El sábado por la tarde, sin
avisar, de improviso, cuando nadie lo esperaba, Rafael Chirbes murió. La
noticia me pilló de improviso en un lugar muy turístico de Madrid, consultando
en el teléfono la actualidad, y me ensombreció el día. Esas no son formas de
irse, comentaban muchos de los que sigo, apenados por la sorpresiva pérdida de
una de las voces más propias y serias de nuestra literatura, que sólo desde hacía
unos pocos años había sido reconocida con la grandeza debida, sólo desde que la
actualidad, con sus noticias, decidió imitar a Chirbes.
Escritor no conocido por muchos,
Chirbes no es fácil de leer, o al menos no me lo parece. No deja resquicio al
descanso del lector, ni física ni emocionalmente. Sus obras, algunas breves de
poco más de cien páginas, otras largas de entorno a las quinientas, son hoscas,
duras, sin contemplación alguna con sus personajes y su entorno. No son
violentas en el sentido sanguíneo del término, sino en el moral. Alcanzó la
fama para el gran público con Crematorio, una crónica precisa del boom
inmobiliario en el levante, donde vivía. En ella los personajes, complejos y
poliédricos, no son caricaturas de buenos y malos, sino que presentan todos los
enveses posibles, destinados en su totalidad al lucro, a la usurpación, al
negocio para forrarse sea como sea. La novela fue adaptada como miniserie por
Canal Plus y eso hizo que muchos se fijasen en el autor de semejante trama, más
propia de una recia y dura novela negra norteamericana que de un escritor
español.
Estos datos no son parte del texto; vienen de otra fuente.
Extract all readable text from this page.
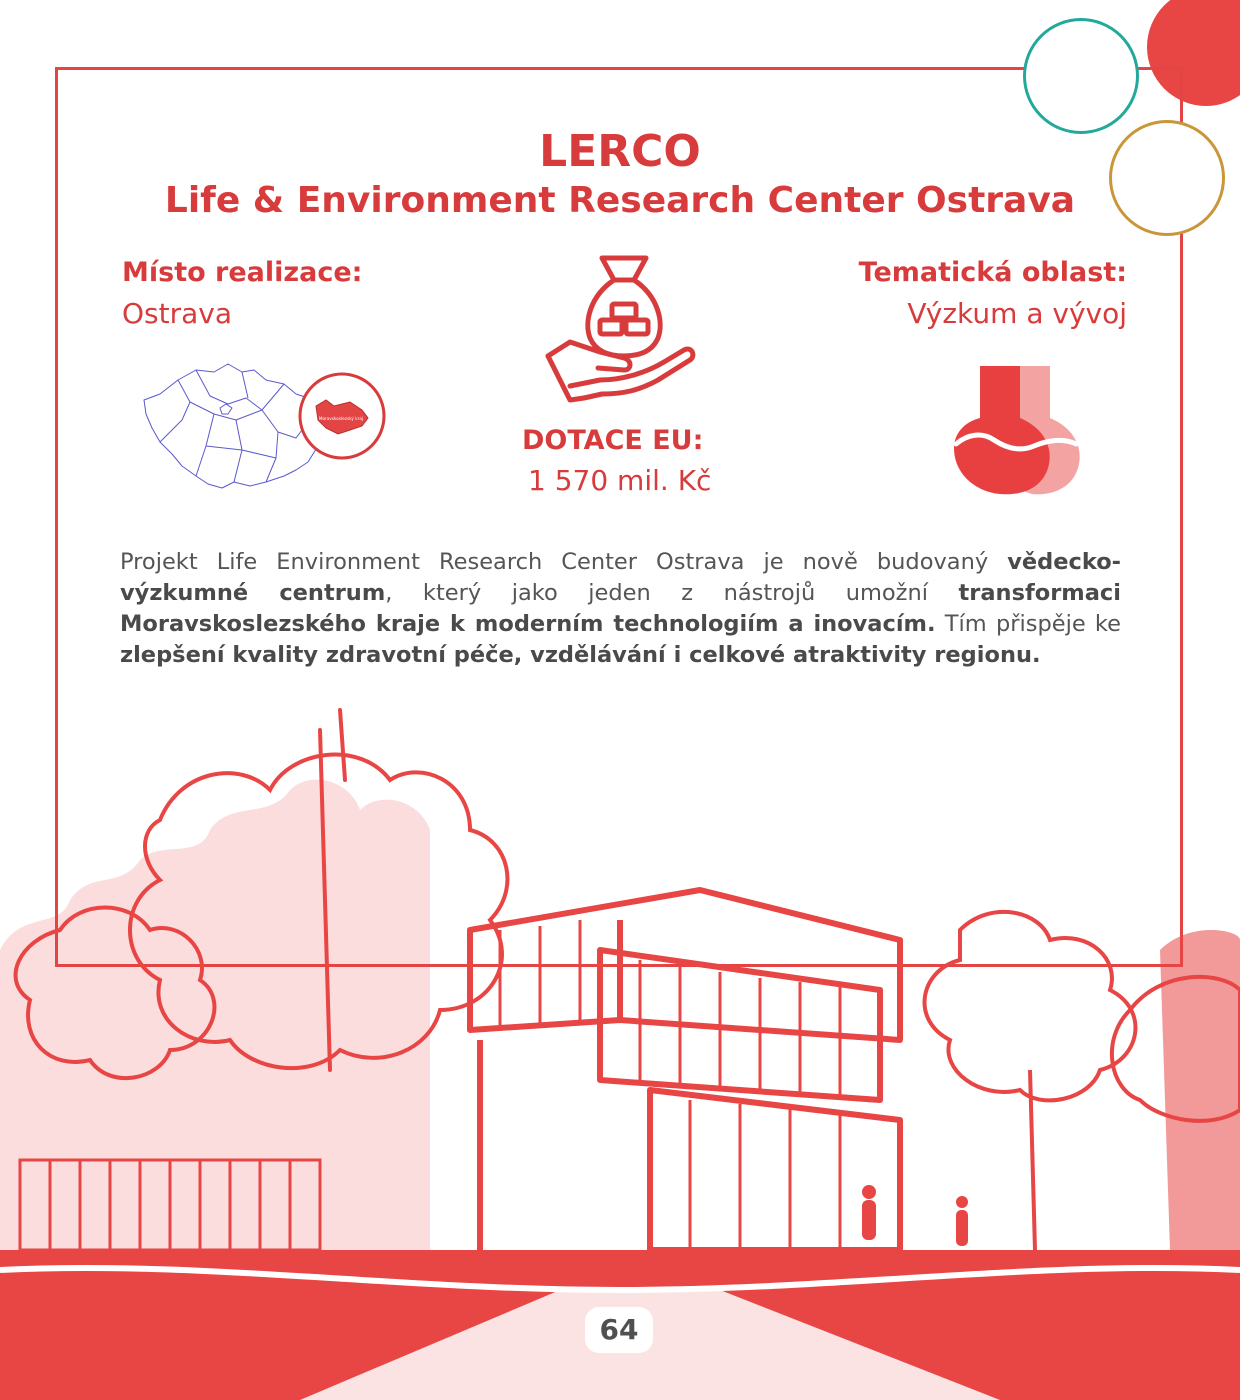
LERCO
Life & Environment Research Center Ostrava
Místo realizace:
Ostrava
Tematická oblast:
Výzkum a vývoj
Moravskoslezský kraj
DOTACE EU:
1 570 mil. Kč
Projekt Life Environment Research Center Ostrava je nově budovaný vědecko-výzkumné centrum, který jako jeden z nástrojů umožní transformaci Moravskoslezského kraje k moderním technologiím a inovacím. Tím přispěje ke zlepšení kvality zdravotní péče, vzdělávání i celkové atraktivity regionu.
64
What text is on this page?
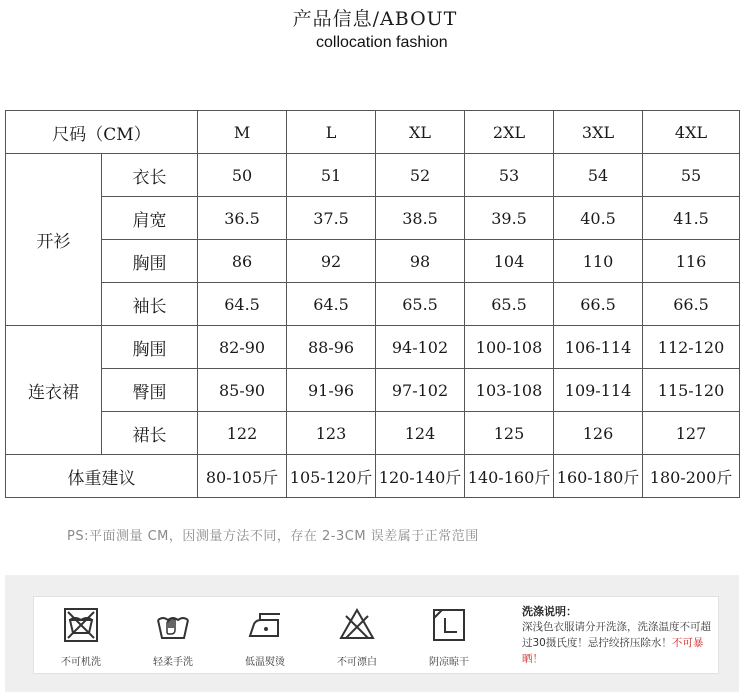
产品信息/ABOUT
collocation fashion
尺码（CM）		M	L	XL	2XL	3XL	4XL
开衫	衣长	50	51	52	53	54	55
	肩宽	36.5	37.5	38.5	39.5	40.5	41.5
	胸围	86	92	98	104	110	116
	袖长	64.5	64.5	65.5	65.5	66.5	66.5
连衣裙	胸围	82-90	88-96	94-102	100-108	106-114	112-120
	臀围	85-90	91-96	97-102	103-108	109-114	115-120
	裙长	122	123	124	125	126	127
体重建议		80-105斤	105-120斤	120-140斤	140-160斤	160-180斤	180-200斤
PS:平面测量 CM，因测量方法不同，存在 2-3CM 误差属于正常范围
不可机洗	轻柔手洗	低温熨烫	不可漂白	阴凉晾干
洗涤说明：
深浅色衣服请分开洗涤，洗涤温度不可超过30摄氏度！忌拧绞挤压除水！不可暴晒！
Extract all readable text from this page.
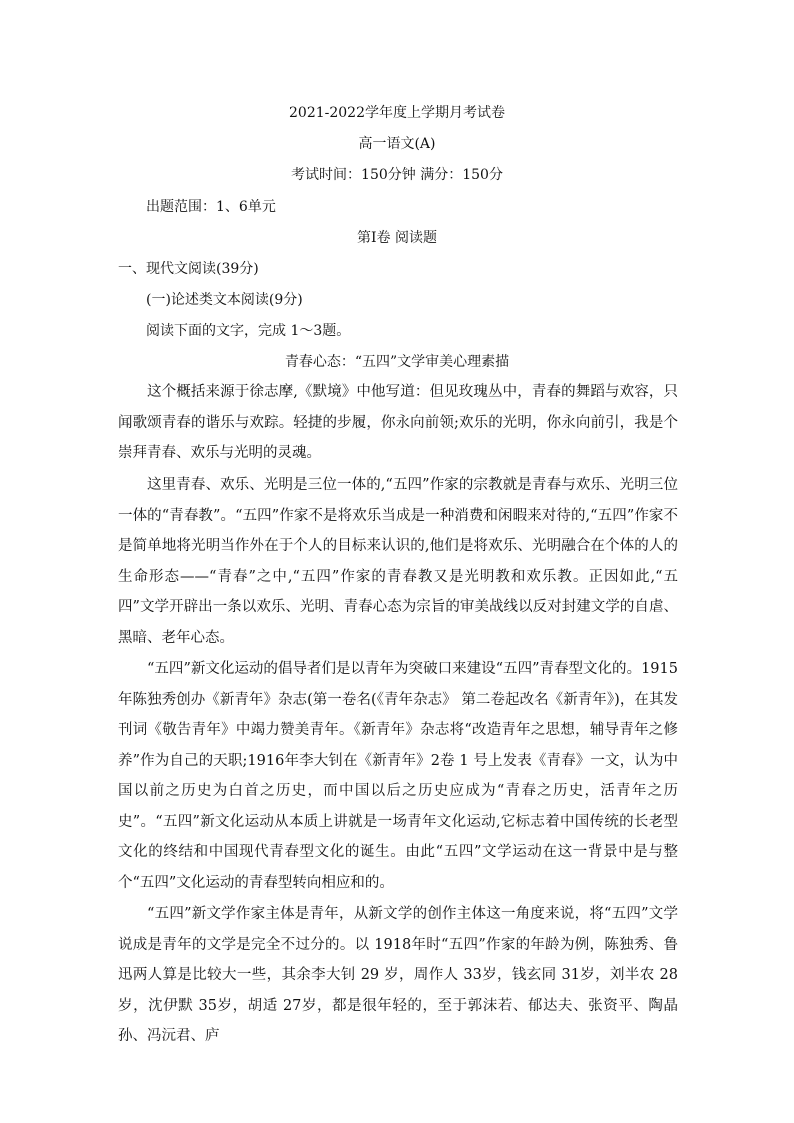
2021-2022学年度上学期月考试卷
高一语文(A)
考试时间：150分钟 满分：150分
出题范围：1、6单元
第Ⅰ卷 阅读题
一、现代文阅读(39分)
(一)论述类文本阅读(9分)
阅读下面的文字，完成 1～3题。
青春心态：“五四”文学审美心理素描

这个概括来源于徐志摩,《默境》中他写道：但见玫瑰丛中，青春的舞蹈与欢容，只闻歌颂青春的谐乐与欢踪。轻捷的步履，你永向前领;欢乐的光明，你永向前引，我是个崇拜青春、欢乐与光明的灵魂。

这里青春、欢乐、光明是三位一体的,“五四”作家的宗教就是青春与欢乐、光明三位一体的“青春教”。“五四”作家不是将欢乐当成是一种消费和闲暇来对待的,“五四”作家不是简单地将光明当作外在于个人的目标来认识的,他们是将欢乐、光明融合在个体的人的生命形态——“青春”之中,“五四”作家的青春教又是光明教和欢乐教。正因如此,“五四”文学开辟出一条以欢乐、光明、青春心态为宗旨的审美战线以反对封建文学的自虐、黑暗、老年心态。

“五四”新文化运动的倡导者们是以青年为突破口来建设“五四”青春型文化的。1915年陈独秀创办《新青年》杂志(第一卷名(《青年杂志》 第二卷起改名《新青年》)，在其发刊词《敬告青年》中竭力赞美青年。《新青年》杂志将“改造青年之思想，辅导青年之修养”作为自己的天职;1916年李大钊在《新青年》2卷 1 号上发表《青春》一文，认为中国以前之历史为白首之历史，而中国以后之历史应成为“青春之历史，活青年之历史”。“五四”新文化运动从本质上讲就是一场青年文化运动,它标志着中国传统的长老型文化的终结和中国现代青春型文化的诞生。由此“五四”文学运动在这一背景中是与整个“五四”文化运动的青春型转向相应和的。

“五四”新文学作家主体是青年，从新文学的创作主体这一角度来说，将“五四”文学说成是青年的文学是完全不过分的。以 1918年时“五四”作家的年龄为例，陈独秀、鲁迅两人算是比较大一些，其余李大钊 29 岁，周作人 33岁，钱玄同 31岁，刘半农 28岁，沈伊默 35岁，胡适 27岁，都是很年轻的，至于郭沫若、郁达夫、张资平、陶晶孙、冯沅君、庐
Pero antes de esta, hubo muchas otras, como “Mimoun”, “la larga marcha”,
o “la caída de Madrid”, que las tengo leídas, y otras más, que cimentaron una
carrera lúcida, comprometida y, a la vez, tan propia como ajena a todos los demás.
Su última novela, “en la orilla” premio nacional de narrativa 2014, describe el
mundo después del estallido de la burbuja, el desastre que ha quedado tras
aquellas falsas luces, y es precisamente la coincidencia de la actualidad económica
y social de esta crisis lo que llevó a la relevancia a Chirbes. Algunos lo
bautizaron como el escritor de la crisis, como el narrador de lo que le estaba
pasando al país, y él siempre lo negaba. Decía que sus novelas siempre, antes
del estallido, han retratado la realidad social de su entorno, de su mundo, que
como hacía Galdos, su maestro, un genio al que siempre hay que volver, narraba
en ficción la realidad que existía en todo momento a su alrededor, y que no tenía
la culpa de que justo ahora los telediarios abrieran con las historias que él
había retratado. Justo este espíritu galdosiano le fue echado en cara en no
pocas ocasiones, acusándole de reaccionario, de antiguo, de vivir en un mundo
pasado de moda y alejado de las corrientes del momento. Él, que era muy suyo,
llevaba a gala el no estar en el mundo de las estrellas literarias. Vivía sólo,
junto con dos perros, en una pequeña casa de campo en un municipio valenciano, alejado
de los focos, las galas y los premios. Ajeno al círculo mediático en el que
viven muchos creadores, se resistía a conceder entrevistas, y cultivaba una
fama de ermitaño gruñón que hacía difícil su conocimiento para el gran público.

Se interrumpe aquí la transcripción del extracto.